Outra ação bastante famosa foram as Unidades de Polícia Pacificadora (UPP) iniciada em 2008 que contava com duas etapas: a primeira, a ocupação de territórios dominados pelo tráfico, normalmente avisadas com antecedência para que os bandidos fugissem ou se entregassem, sem que houvesse derramamento e sangue; e a segunda com a ocupação da região com policiais para interagir com a população na forma de programas de desenvolvimento sociais. Embora bem-sucedida no começo, o alcance dessa política foi de curto prazo. Como ponto positivo, houve a redução da violência, em especial queda de 50% dos homicídios em 5 anos. No entanto, como ponto negativo, especialistas em Segurança Pública apontam que os programas sociais e a interação dos policiais com a população não foram feitas de forma coordenada e duradoura. A pacificação era positiva para a favela, pois além da paz e infraestrutura, trazia também segurança aos comerciantes. Algumas favelas da Zona Sul começaram a receber moradores do asfalto em hostels, bares, shows, bailes funk, etc. Isso gera renda e emprego, ou seja, uma oportunidade fora do crime. A UPP mais famosa foi a da favela Dona Marta onde, inclusive, a Madonna esteve.

No entanto, as favelas sofrem com o processo de gentrificação, ou seja, a mudança constante das políticas que não permitem uma continuidade para se obter resultados de longo prazo. E, quando permitem, acabam sobre valorizando a região com especulação imobiliária que acaba expulsando os moradores originais para outras regiões mais pobres e/ou mais afastadas. Essa política acaba gerando um acúmulo de problemas, pois essas pessoas agora vão a regiões mais longe do centro, onde há menos escolas, hospitais, postos de trabalho, infraestrutura urbana e transportes de qualidade.

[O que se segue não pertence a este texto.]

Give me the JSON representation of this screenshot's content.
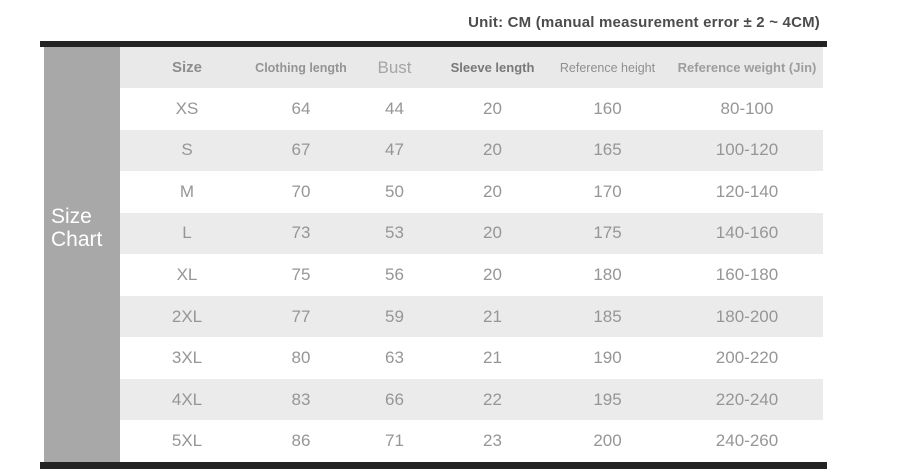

A maioria das pessoas que moram nessas comunidades são trabalhadores honestos, pessoas de baixa renda, que moram ali muito provavelmente por falta de opção. Será que é certo expor inocentes dessa forma? Além dos efeitos colaterais da operação, como interromper uma linha do transporte público por conta do tiroteio; uma noiva que quase perdeu o casamento porque não conseguiu sair de casa a tempo; ou uma grávida, com cesárea marcada, que também teve dificuldades de sair. E as crianças que morrem por balas perdidas? Estão mais seguras com essas operações para “salvá-las do aliciamento do tráfico”? O morro não é feito apenas de bandidos. “O morro foi feito de samba.. de samba pra gente sambar…” – Alcione

Termino o texto te fazendo outro desafio: Será que uma operação desse porte seria feita num bairro de classe média ou alta da cidade? Ou ela é restrita apenas a bairros de gente preta e pobre? Curiosamente também são essas pessoas que mais morrem nas ações policiais. Um dado de 2019, mostra que 78% das pessoas mortas por intervenção policial são pretos e pardos. A maioria homens entre 14 e 30 anos. A discriminação racial é endêmica ao país: os negros têm menos escolaridade. Quando têm a mesma escolaridade, têm salários menores. Quantos negros tinham na sua turma da escola ou da faculdade? Com quantos negros você trabalha? Vidas negras importam. Vidas faveladas importam.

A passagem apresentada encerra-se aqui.